Lloyd Evans Lloyd Evans

Shapeless and facile: The Hot Wing King, at the Dorfman Theatre, reviewed

Plus: the Globe's war on Shakespeare continues

A clown show that may appeal to schoolchildren who eat takeaways: Olisa Odele (Isom), Kadiff Kirwan (Cordell) and Kairecce Denton (Everett EJ) in The Hot Wing King at the National Theatre. Image: Helen Murray 
issue 27 July 2024

Our subsidised theatres often import shows from the US without asking whether our theatrical tastes align with America’s. The latest arrival, The Hot Wing King, is a Pulitzer Prize-winning play about unhealthy eating. The production opens in a luxury house in Memphis, occupied, rather strangely, by four gay men who dress gracelessly in cheap, flashy designer gear. They behave like overgrown babies and spend their time leaping about the place, bickering and bantering, singing songs, performing dance moves and exchanging cuddles.
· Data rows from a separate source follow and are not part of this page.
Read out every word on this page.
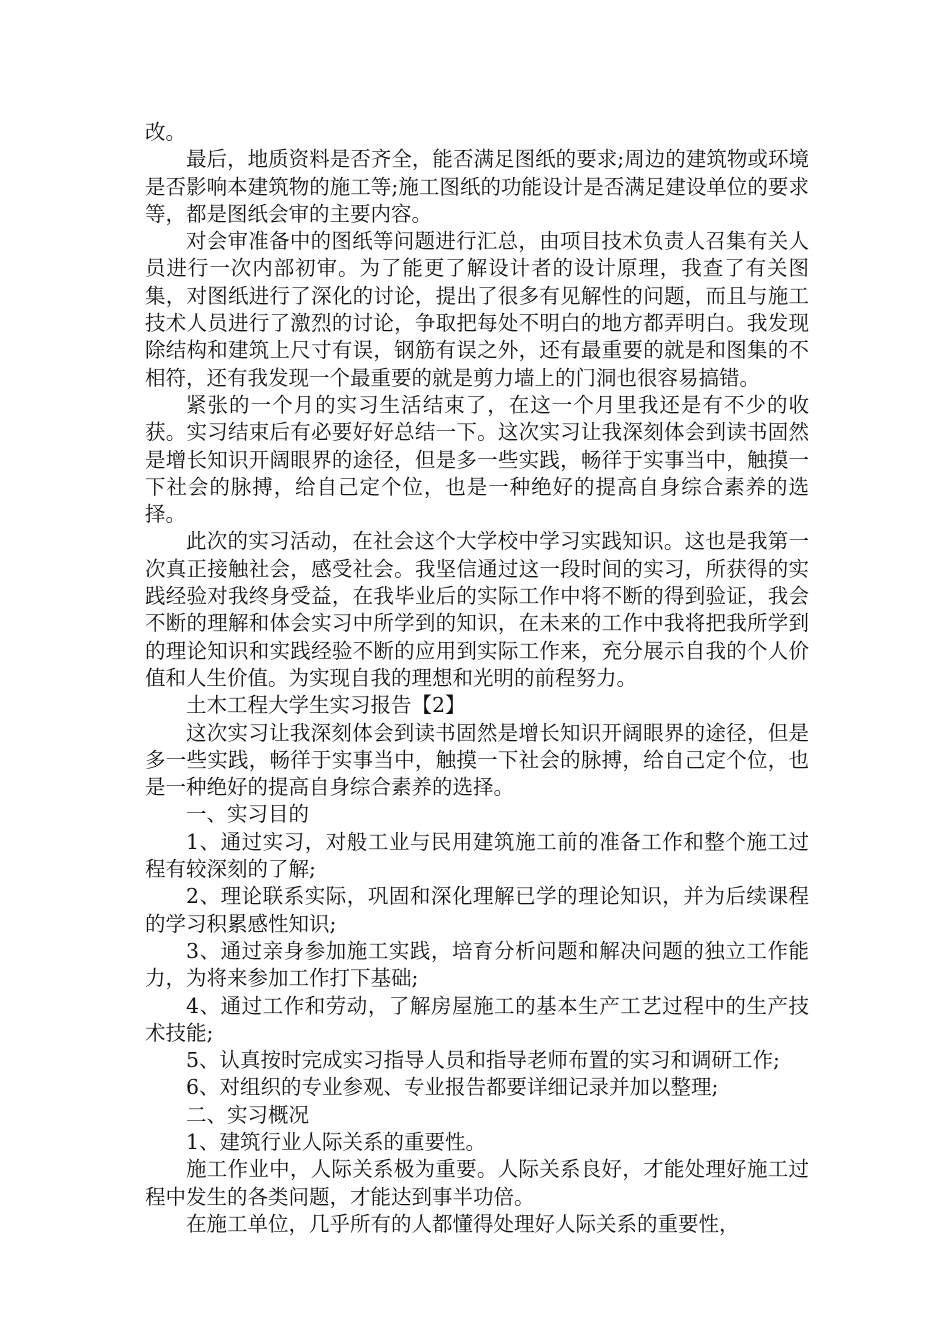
改。

最后，地质资料是否齐全，能否满足图纸的要求;周边的建筑物或环境是否影响本建筑物的施工等;施工图纸的功能设计是否满足建设单位的要求等，都是图纸会审的主要内容。

对会审准备中的图纸等问题进行汇总，由项目技术负责人召集有关人员进行一次内部初审。为了能更了解设计者的设计原理，我查了有关图集，对图纸进行了深化的讨论，提出了很多有见解性的问题，而且与施工技术人员进行了激烈的讨论，争取把每处不明白的地方都弄明白。我发现除结构和建筑上尺寸有误，钢筋有误之外，还有最重要的就是和图集的不相符，还有我发现一个最重要的就是剪力墙上的门洞也很容易搞错。

紧张的一个月的实习生活结束了，在这一个月里我还是有不少的收获。实习结束后有必要好好总结一下。这次实习让我深刻体会到读书固然是增长知识开阔眼界的途径，但是多一些实践，畅徉于实事当中，触摸一下社会的脉搏，给自己定个位，也是一种绝好的提高自身综合素养的选择。

此次的实习活动，在社会这个大学校中学习实践知识。这也是我第一次真正接触社会，感受社会。我坚信通过这一段时间的实习，所获得的实践经验对我终身受益，在我毕业后的实际工作中将不断的得到验证，我会不断的理解和体会实习中所学到的知识，在未来的工作中我将把我所学到的理论知识和实践经验不断的应用到实际工作来，充分展示自我的个人价值和人生价值。为实现自我的理想和光明的前程努力。

土木工程大学生实习报告【2】

这次实习让我深刻体会到读书固然是增长知识开阔眼界的途径，但是多一些实践，畅徉于实事当中，触摸一下社会的脉搏，给自己定个位，也是一种绝好的提高自身综合素养的选择。

一、实习目的

1、通过实习，对般工业与民用建筑施工前的准备工作和整个施工过程有较深刻的了解;

2、理论联系实际，巩固和深化理解已学的理论知识，并为后续课程的学习积累感性知识;

3、通过亲身参加施工实践，培育分析问题和解决问题的独立工作能力，为将来参加工作打下基础;

4、通过工作和劳动，了解房屋施工的基本生产工艺过程中的生产技术技能;

5、认真按时完成实习指导人员和指导老师布置的实习和调研工作;

6、对组织的专业参观、专业报告都要详细记录并加以整理;

二、实习概况

1、建筑行业人际关系的重要性。

施工作业中，人际关系极为重要。人际关系良好，才能处理好施工过程中发生的各类问题，才能达到事半功倍。

在施工单位，几乎所有的人都懂得处理好人际关系的重要性，
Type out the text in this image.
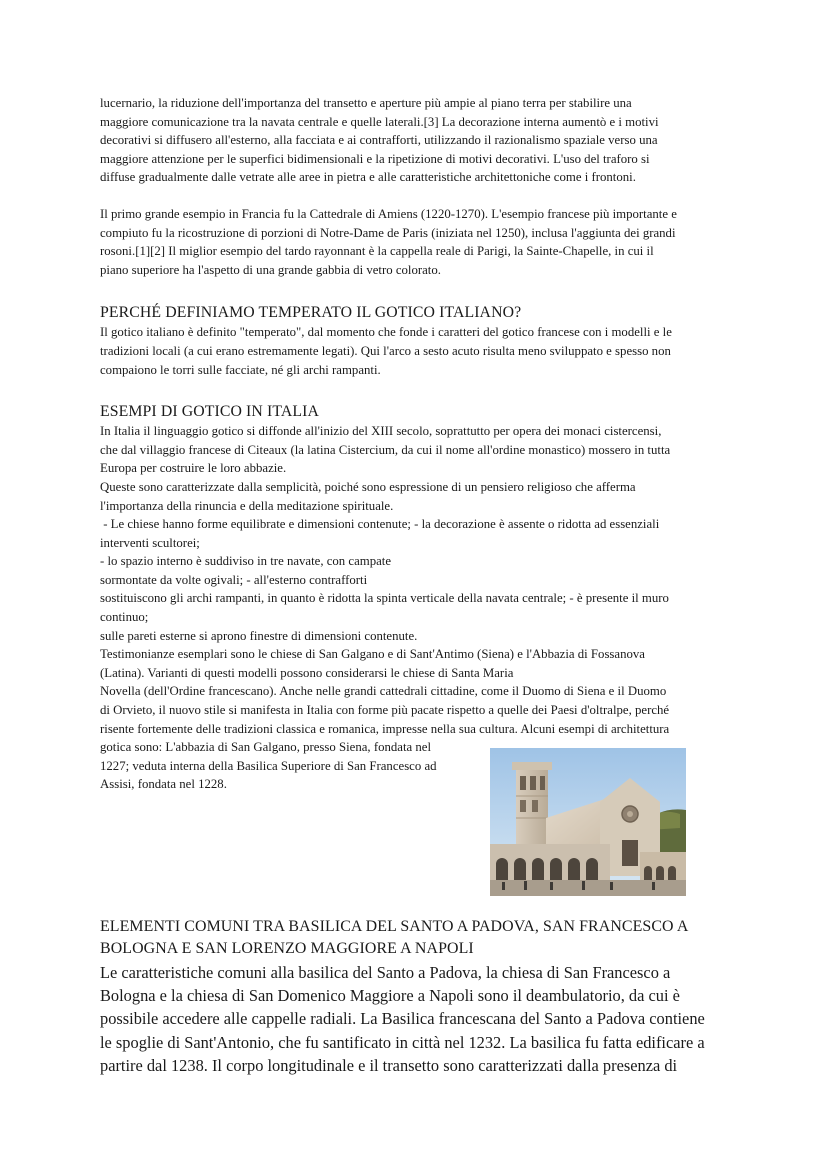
lucernario, la riduzione dell'importanza del transetto e aperture più ampie al piano terra per stabilire una

maggiore comunicazione tra la navata centrale e quelle laterali.[3] La decorazione interna aumentò e i motivi

decorativi si diffusero all'esterno, alla facciata e ai contrafforti, utilizzando il razionalismo spaziale verso una

maggiore attenzione per le superfici bidimensionali e la ripetizione di motivi decorativi. L'uso del traforo si

diffuse gradualmente dalle vetrate alle aree in pietra e alle caratteristiche architettoniche come i frontoni.

Il primo grande esempio in Francia fu la Cattedrale di Amiens (1220-1270). L'esempio francese più importante e

compiuto fu la ricostruzione di porzioni di Notre-Dame de Paris (iniziata nel 1250), inclusa l'aggiunta dei grandi

rosoni.[1][2] Il miglior esempio del tardo rayonnant è la cappella reale di Parigi, la Sainte-Chapelle, in cui il

piano superiore ha l'aspetto di una grande gabbia di vetro colorato.

PERCHÉ DEFINIAMO TEMPERATO IL GOTICO ITALIANO?

Il gotico italiano è definito "temperato", dal momento che fonde i caratteri del gotico francese con i modelli e le

tradizioni locali (a cui erano estremamente legati). Qui l'arco a sesto acuto risulta meno sviluppato e spesso non

compaiono le torri sulle facciate, né gli archi rampanti.

ESEMPI DI GOTICO IN ITALIA

In Italia il linguaggio gotico si diffonde all'inizio del XIII secolo, soprattutto per opera dei monaci cistercensi,

che dal villaggio francese di Citeaux (la latina Cistercium, da cui il nome all'ordine monastico) mossero in tutta

Europa per costruire le loro abbazie.

Queste sono caratterizzate dalla semplicità, poiché sono espressione di un pensiero religioso che afferma

l'importanza della rinuncia e della meditazione spirituale.

- Le chiese hanno forme equilibrate e dimensioni contenute; - la decorazione è assente o ridotta ad essenziali

interventi scultorei;

- lo spazio interno è suddiviso in tre navate, con campate

sormontate da volte ogivali; - all'esterno contrafforti

sostituiscono gli archi rampanti, in quanto è ridotta la spinta verticale della navata centrale; - è presente il muro

continuo;

sulle pareti esterne si aprono finestre di dimensioni contenute.

Testimonianze esemplari sono le chiese di San Galgano e di Sant'Antimo (Siena) e l'Abbazia di Fossanova

(Latina). Varianti di questi modelli possono considerarsi le chiese di Santa Maria

Novella (dell'Ordine francescano). Anche nelle grandi cattedrali cittadine, come il Duomo di Siena e il Duomo

di Orvieto, il nuovo stile si manifesta in Italia con forme più pacate rispetto a quelle dei Paesi d'oltralpe, perché

risente fortemente delle tradizioni classica e romanica, impresse nella sua cultura. Alcuni esempi di architettura

gotica sono: L'abbazia di San Galgano, presso Siena, fondata nel

1227; veduta interna della Basilica Superiore di San Francesco ad

Assisi, fondata nel 1228.

ELEMENTI COMUNI TRA BASILICA DEL SANTO A PADOVA, SAN FRANCESCO A
BOLOGNA E SAN LORENZO MAGGIORE A NAPOLI

Le caratteristiche comuni alla basilica del Santo a Padova, la chiesa di San Francesco a

Bologna e la chiesa di San Domenico Maggiore a Napoli sono il deambulatorio, da cui è

possibile accedere alle cappelle radiali. La Basilica francescana del Santo a Padova contiene

le spoglie di Sant'Antonio, che fu santificato in città nel 1232. La basilica fu fatta edificare a

partire dal 1238. Il corpo longitudinale e il transetto sono caratterizzati dalla presenza di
This cameo repeats the caricature of the foolish African crook. Why is the Globe perpetuating racial bigotry?

One of the four man-babies wears a business suit and calls himself ‘a manager’ but the others appear to be unemployable. Yet they’re affluent. Their house is attractively decorated and it boasts a piano and a state-of-the-art kitchen equipped with seven hot plates, a double air-fryer and a portable grill. This is important because cookery is the show’s main focus and the central character, Cordell, is a charmless amateur chef who wants to win a catering competition.